As a parent of a four-year-old, I’m having an increasingly hard time with people asking kids, “What do you want to be when you grow up?” I don’t think it’s healthy for anyone (especially kids) to define themselves by their work. I sometimes feel like I was socialized to go to college and then graduate school, and now I have a ton of student debt that I will never pay off. I have a nice job in my field, but I’ve scaled back to part-time to spend more time with my child and no longer have the passion I once had for my career. And I’m perfectly okay with that, as I have lots of interests outside work, but I’m sure I’d have been find learning a trade and having less schooling and less debt. I want to avoid shoehorning my kiddo into something that might not be the best choice for her, and in fact I’d like to avoid her identifying so strongly with any type of career field, especially as a child but really at any point in her life. I’m just curious what you think about this, and if you have any ideas on what other questions we should be asking kids that make them think about their future/their values, but don’t involve picking a hypothetical career and defining themselves by it.

I agree that too many kids are raised with problematic ideas about the role work must play in their lives, but I don’t know that the ubiquity of “what do you want to do when you grow up?” is a major contributor to that. For most kids, the ideas they have when they’re little (astronaut, artist, vet, etc.) don’t have much correlation to what they end up being interested in when they’re eventually of an age to think seriously about a career. (That’s not always true, of course; I’m speaking generally.) And most kids have little to no idea about the full range of career options out there and end up picking from a very limited knowledge of their options. I do think, though, that by a certain age (11? 12?) we’d be better off asking kids about their interests rather than specific career paths.

This is all pretty off-the-cuff though — what do others think?

4 Editing an intern’s work when she’s a non-native speaker

I am a very new, first-time manager, and I have what is hopefully a low-stakes problem that I want to get right. I have one direct report, essentially an intern, and she is not a native English speaker. Her spoken English has always been excellent. However, she has just given me her first written report to review, and while the English is not bad, there are places where her phrasing is a little odd-sounding. It’s mainly a matter of tone, unusual (but not incorrect) word choice, or of being slightly too wordy.
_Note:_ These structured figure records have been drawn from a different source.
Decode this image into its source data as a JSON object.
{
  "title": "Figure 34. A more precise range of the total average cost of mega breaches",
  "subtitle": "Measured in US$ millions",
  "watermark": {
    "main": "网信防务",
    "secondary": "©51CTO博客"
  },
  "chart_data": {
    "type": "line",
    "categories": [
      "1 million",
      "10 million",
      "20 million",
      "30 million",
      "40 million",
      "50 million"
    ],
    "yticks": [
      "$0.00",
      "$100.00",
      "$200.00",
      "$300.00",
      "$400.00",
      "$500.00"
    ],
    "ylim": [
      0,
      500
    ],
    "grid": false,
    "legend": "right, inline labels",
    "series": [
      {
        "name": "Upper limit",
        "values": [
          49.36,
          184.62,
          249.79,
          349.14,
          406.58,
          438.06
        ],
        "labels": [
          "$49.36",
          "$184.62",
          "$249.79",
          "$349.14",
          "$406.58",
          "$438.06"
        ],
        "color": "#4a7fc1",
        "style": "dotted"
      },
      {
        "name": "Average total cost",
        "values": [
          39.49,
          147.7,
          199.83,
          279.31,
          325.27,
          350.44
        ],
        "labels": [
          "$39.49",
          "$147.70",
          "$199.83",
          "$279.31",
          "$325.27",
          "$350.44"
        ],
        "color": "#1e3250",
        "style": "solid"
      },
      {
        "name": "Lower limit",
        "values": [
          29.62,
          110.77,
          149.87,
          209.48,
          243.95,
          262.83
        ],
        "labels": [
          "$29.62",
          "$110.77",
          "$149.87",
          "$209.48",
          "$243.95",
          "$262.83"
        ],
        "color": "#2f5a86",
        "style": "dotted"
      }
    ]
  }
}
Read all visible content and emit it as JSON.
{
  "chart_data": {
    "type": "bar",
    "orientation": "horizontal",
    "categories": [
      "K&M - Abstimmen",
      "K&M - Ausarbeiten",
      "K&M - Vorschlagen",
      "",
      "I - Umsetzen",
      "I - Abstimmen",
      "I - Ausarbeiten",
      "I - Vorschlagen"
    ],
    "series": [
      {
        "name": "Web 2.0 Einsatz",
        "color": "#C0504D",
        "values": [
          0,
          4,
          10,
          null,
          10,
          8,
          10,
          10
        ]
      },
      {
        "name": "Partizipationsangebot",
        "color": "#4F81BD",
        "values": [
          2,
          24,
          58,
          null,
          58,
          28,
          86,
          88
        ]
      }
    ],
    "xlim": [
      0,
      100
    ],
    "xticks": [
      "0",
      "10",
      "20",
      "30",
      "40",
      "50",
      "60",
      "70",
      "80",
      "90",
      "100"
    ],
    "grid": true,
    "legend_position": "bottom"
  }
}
I feel very comfortable correcting actual errors (there are one or two, but I’d expect that from anyone, native speaker or not), but is it reasonable of me to edit her document when it’s not incorrect​, it’s just not how a native speaker would write? We do not have a “house style” and this would be an internal document. Is it worth potentially giving her a complex about her English when she is a good worker and this is really just my opinion?

A lot of editing is “just” someone’s opinion — but that’s how documents end up with better clarity and flow. Editing and being edited is a pretty normal part of work; it doesn’t need to give anyone a complex.

In this case, you should edit if (a) edits are needed to make the document clear and easier to understand or (b) internal readers will assume the document reflects your edits and sign-off.

But there are lots of jobs where a more junior person writes and a more senior person polishes and edits. If you end up doing that here, you can explain that to her — it’s not necessarily about her written English skills, but a normal part of the job (if in fact that’s the case).

5. Indicating medical leave on a resume

If a person is injured at work and needs to take time off to heal from that injury how are they supposed to list it on their resume? Should there be a gap? No gap and still listed as working there during the time even if it’s 6+ months?

For my employer, even when women take a maternity leave, it still gets added to their years of service and I’ve seen that they don’t put a gap year on their resume (I live in Canada). Is this the correct way to handle it?

Yes! You’re still employed there even if you’re on medical or parental leave. You don’t need to, and shouldn’t, subtract out that time on your resume.